ほんまの素顔

俺は封筒を渡した後その場を去った。

あれから数ヶ月の月日が流れ…

それ以来、莉來とは会ってへん。

「紫耀!ここのフリ練習しようや」

「ええで」

紫耀とは前みたいに仲良くなった。

そして明日はコンサート本番…。

それに…莉來が見に来てくれる日…。

「――ゴホッゴホッ」

こんな時に風邪ひくなんて最悪や。

まだ時間あるしベンチで休む事にした。

「頭いてぇ…」

そんな時、

「大丈夫ですか?」

苦しそうにしていた俺に話しかけてきたのは、莉來…。

帽子を深く被って、マスクをしている俺に気づかない莉來。

いや。

気づかないんやない…もう忘れてしまったのかもしれへん。

「風邪ひいてるんですか?」

莉來の言葉に頷くと、

「大変やっ!!えっと…ちょっと待ってて下さい!」

バックの中を探す莉來。

「あぁ…生理痛の薬でも効くんかな?けどやっぱり買ってきた方が…」

なんてひとりで言っている莉來。

ほんまに可愛すぎや。

俺は莉來の腕を掴んで、

「側におってや…」

莉來は隣にチョコンっと座った。

「私が側に居ても治らないと思うんですけど…」

「そんな事ないで…元気でたし」

ふーんって興味無さそうに言う莉來に聞いてみた。

「今からどこか行くん?」

「約束守りに行くんや…私が初めて大好きになった人との約束…」

それって…

「コンサート?」

「え…なんで知ってるんですか…?」

「…っっ。

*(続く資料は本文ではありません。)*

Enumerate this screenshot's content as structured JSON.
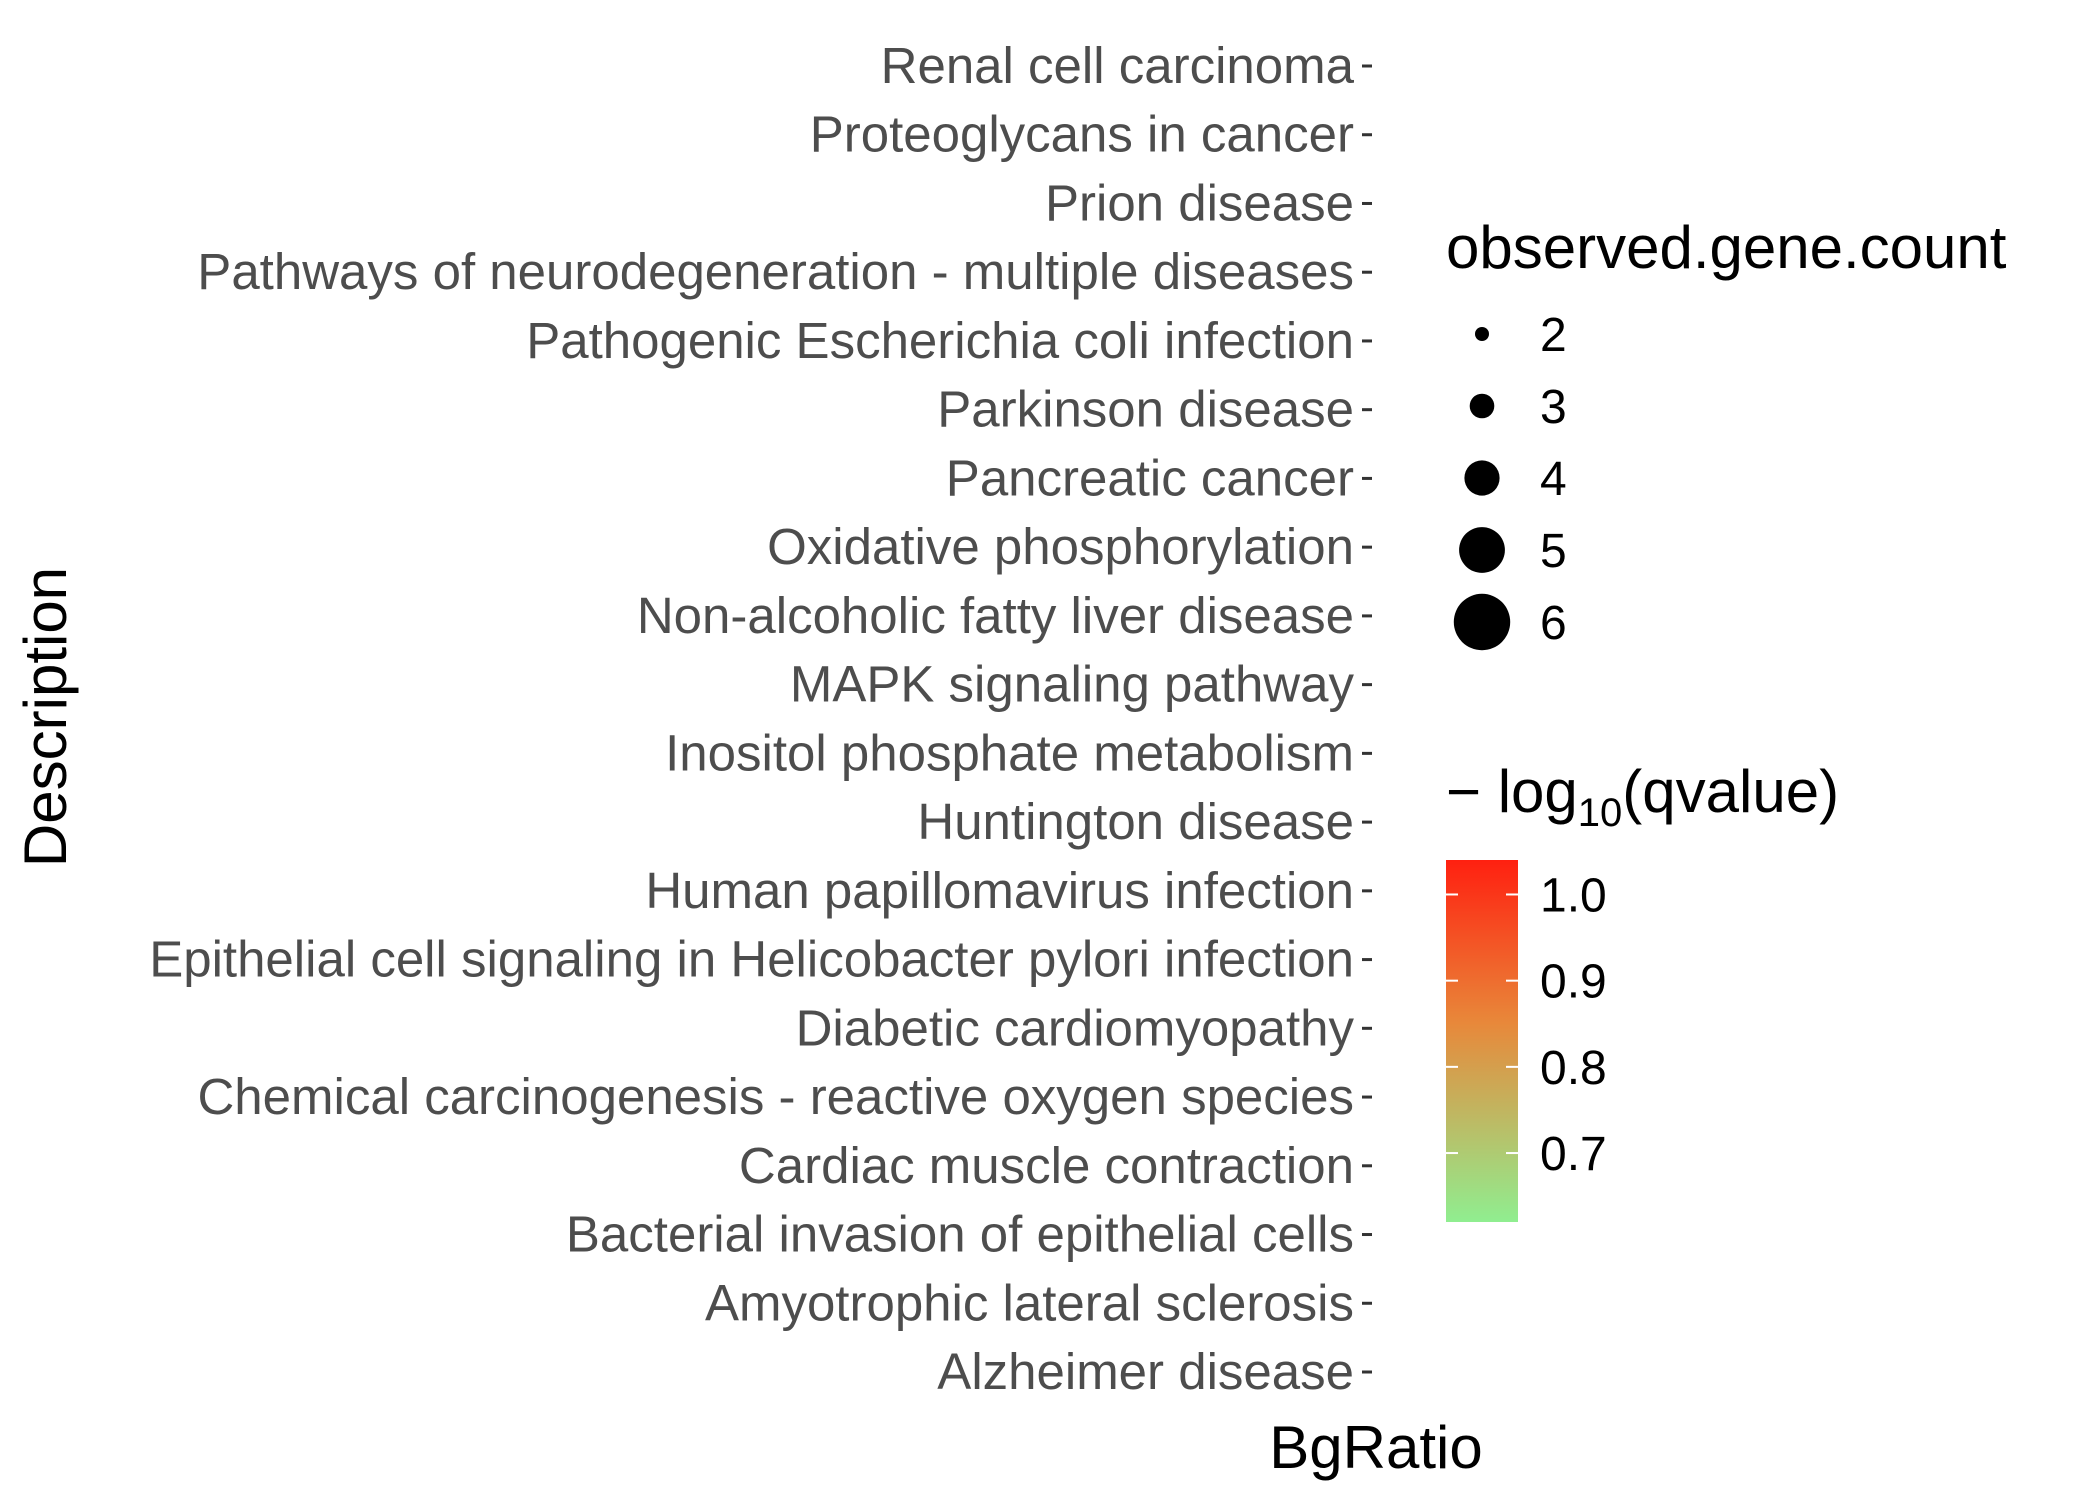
{
  "chart_data": {
    "type": "scatter",
    "xlabel": "BgRatio",
    "ylabel": "Description",
    "categories": [
      "Renal cell carcinoma",
      "Proteoglycans in cancer",
      "Prion disease",
      "Pathways of neurodegeneration - multiple diseases",
      "Pathogenic Escherichia coli infection",
      "Parkinson disease",
      "Pancreatic cancer",
      "Oxidative phosphorylation",
      "Non-alcoholic fatty liver disease",
      "MAPK signaling pathway",
      "Inositol phosphate metabolism",
      "Huntington disease",
      "Human papillomavirus infection",
      "Epithelial cell signaling in Helicobacter pylori infection",
      "Diabetic cardiomyopathy",
      "Chemical carcinogenesis - reactive oxygen species",
      "Cardiac muscle contraction",
      "Bacterial invasion of epithelial cells",
      "Amyotrophic lateral sclerosis",
      "Alzheimer disease"
    ],
    "points": [],
    "grid": false,
    "legend": {
      "placement": "right",
      "size": {
        "title": "observed.gene.count",
        "values": [
          2,
          3,
          4,
          5,
          6
        ]
      },
      "color": {
        "title_prefix": "− log",
        "title_sub": "10",
        "title_suffix": "(qvalue)",
        "ticks": [
          1.0,
          0.9,
          0.8,
          0.7
        ],
        "tick_labels": [
          "1.0",
          "0.9",
          "0.8",
          "0.7"
        ],
        "range": [
          0.62,
          1.04
        ],
        "low_color": "#90EE90",
        "mid_color": "#E8883A",
        "high_color": "#FF2010"
      }
    }
  }
}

う、そ…」

来てくれへんかと思った。

「もしかして…廉?」

「…せやで」

莉來は勢いよく立ち上がった。

「あ、アホちゃうん!?こんなひどい熱でコンサートで歌ったり踊ったりなんて…」

「それでも見に来てくれてるファンの子のために俺は…」

もう、わかったから…廉は…アイドルは凄いで?

「せやから…安静にしといてや」

こんなに俺のことを心配してくれるなんて…

ほんまに俺、幸せもんやな…

「あかん、それでも行かなあかんねん」

俺は立ち上がり歩き出した。

「廉…」

俺を支えながら隣を歩く莉來。

「なぁ、莉來?」

「んーどないしたん?」

ずっと言いたかった事…

「俺と…付き合ってくれへん?」

「え…!?」

立ち止まり莉來の顔を見ると驚いた表情をしていた。

「そ、それ…ほんまに言うてるん?」

「本間やで…俺は莉來が好きやから」

「今やなくてええから…ゆっくり考えて。な?」

それからしばらくしてコンサート場へ着き、無事にコンサートを終える事が出来た。